With my sister Suzie , we spent an afternoon under the baking Anatolian sun, exploring the ruins of this once bustling Lycian settlement-turned-Roman metropolis. Perge is a physical portal into antiquity- it featured on ancient Hittite tablets, and hosted Persians, Seleucids and Greek armies headed by Alexander the Great, before becoming a Roman city in 188 BC.

The stadium, baths, coliseum, necropolis and temple of Artemis were breathtaking, no doubt, but the place which struck a chord with us were the ruins of an ancient Byzantine church.


As I kneeled at the remains of the altar, my sweaty forehead resting in the gravel, I was overcome by awe. That primal human impulse to worship that which is greater than us.

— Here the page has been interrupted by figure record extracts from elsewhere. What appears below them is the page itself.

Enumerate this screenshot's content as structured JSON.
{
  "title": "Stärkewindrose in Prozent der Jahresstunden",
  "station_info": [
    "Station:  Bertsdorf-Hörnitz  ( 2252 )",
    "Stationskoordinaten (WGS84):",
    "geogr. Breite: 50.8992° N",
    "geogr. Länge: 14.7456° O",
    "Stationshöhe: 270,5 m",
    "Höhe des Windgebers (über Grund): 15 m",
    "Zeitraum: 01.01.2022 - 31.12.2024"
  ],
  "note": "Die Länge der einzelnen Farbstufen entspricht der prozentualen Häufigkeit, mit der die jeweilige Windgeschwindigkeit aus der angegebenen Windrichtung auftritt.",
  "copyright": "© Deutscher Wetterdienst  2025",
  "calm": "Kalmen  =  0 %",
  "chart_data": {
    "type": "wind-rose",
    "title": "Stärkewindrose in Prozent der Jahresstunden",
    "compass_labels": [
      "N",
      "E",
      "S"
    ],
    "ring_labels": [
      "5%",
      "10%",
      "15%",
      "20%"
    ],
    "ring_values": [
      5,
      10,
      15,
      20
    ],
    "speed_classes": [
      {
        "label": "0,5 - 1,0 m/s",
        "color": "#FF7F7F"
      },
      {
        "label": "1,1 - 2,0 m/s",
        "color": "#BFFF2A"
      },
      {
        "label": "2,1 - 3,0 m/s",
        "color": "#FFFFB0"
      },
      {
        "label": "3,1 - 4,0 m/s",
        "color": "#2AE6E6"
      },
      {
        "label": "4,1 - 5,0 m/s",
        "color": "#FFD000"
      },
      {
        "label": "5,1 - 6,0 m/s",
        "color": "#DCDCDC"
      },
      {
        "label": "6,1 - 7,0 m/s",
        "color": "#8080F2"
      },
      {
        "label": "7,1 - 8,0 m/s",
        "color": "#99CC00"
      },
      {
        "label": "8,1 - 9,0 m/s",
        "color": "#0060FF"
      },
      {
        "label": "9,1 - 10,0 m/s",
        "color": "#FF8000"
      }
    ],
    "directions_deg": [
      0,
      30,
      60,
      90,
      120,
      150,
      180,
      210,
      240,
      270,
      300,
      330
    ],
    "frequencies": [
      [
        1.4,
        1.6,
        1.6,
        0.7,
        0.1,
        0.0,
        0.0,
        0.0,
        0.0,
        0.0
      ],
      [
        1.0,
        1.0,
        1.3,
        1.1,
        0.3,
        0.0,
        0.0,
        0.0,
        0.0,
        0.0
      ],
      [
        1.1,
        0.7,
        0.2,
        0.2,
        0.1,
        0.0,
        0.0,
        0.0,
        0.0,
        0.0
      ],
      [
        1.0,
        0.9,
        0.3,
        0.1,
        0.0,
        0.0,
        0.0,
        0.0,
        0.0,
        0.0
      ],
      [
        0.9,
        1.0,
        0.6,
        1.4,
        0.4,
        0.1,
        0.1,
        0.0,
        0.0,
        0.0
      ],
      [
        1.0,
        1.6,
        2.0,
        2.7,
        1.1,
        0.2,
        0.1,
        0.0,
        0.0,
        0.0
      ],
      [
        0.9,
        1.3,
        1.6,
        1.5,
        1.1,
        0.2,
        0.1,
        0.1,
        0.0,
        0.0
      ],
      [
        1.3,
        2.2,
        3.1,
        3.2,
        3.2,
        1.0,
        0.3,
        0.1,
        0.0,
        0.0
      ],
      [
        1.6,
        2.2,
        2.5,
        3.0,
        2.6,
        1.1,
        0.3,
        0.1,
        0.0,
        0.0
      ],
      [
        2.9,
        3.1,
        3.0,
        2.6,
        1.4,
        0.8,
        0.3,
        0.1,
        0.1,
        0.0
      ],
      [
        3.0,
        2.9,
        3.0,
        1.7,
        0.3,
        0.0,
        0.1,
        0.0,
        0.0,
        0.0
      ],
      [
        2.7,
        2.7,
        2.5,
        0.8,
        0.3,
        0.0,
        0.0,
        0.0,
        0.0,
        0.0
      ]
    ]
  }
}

We both were actually, as believers in Christ, moved by the realisation that here we were, thousands of years later, praying and communing in the same stone structure where our Greek, Jewish and Turkish spiritual ancestors would have gathered. Indeed the apostle Paul, a Jew from modern day Türkiye and founder of the early Christian church, passed through Perge on his travels to spread the gospel. You can read more about it in the Acts of the Apostles, a book in the Bible.


On that hot afternoon, surrounding by sprawling ruins, olive trees and the sweet scent of blooming Bougainvillea, I was reminded that stones crumble, generations pass through, but our creator remains the same, always.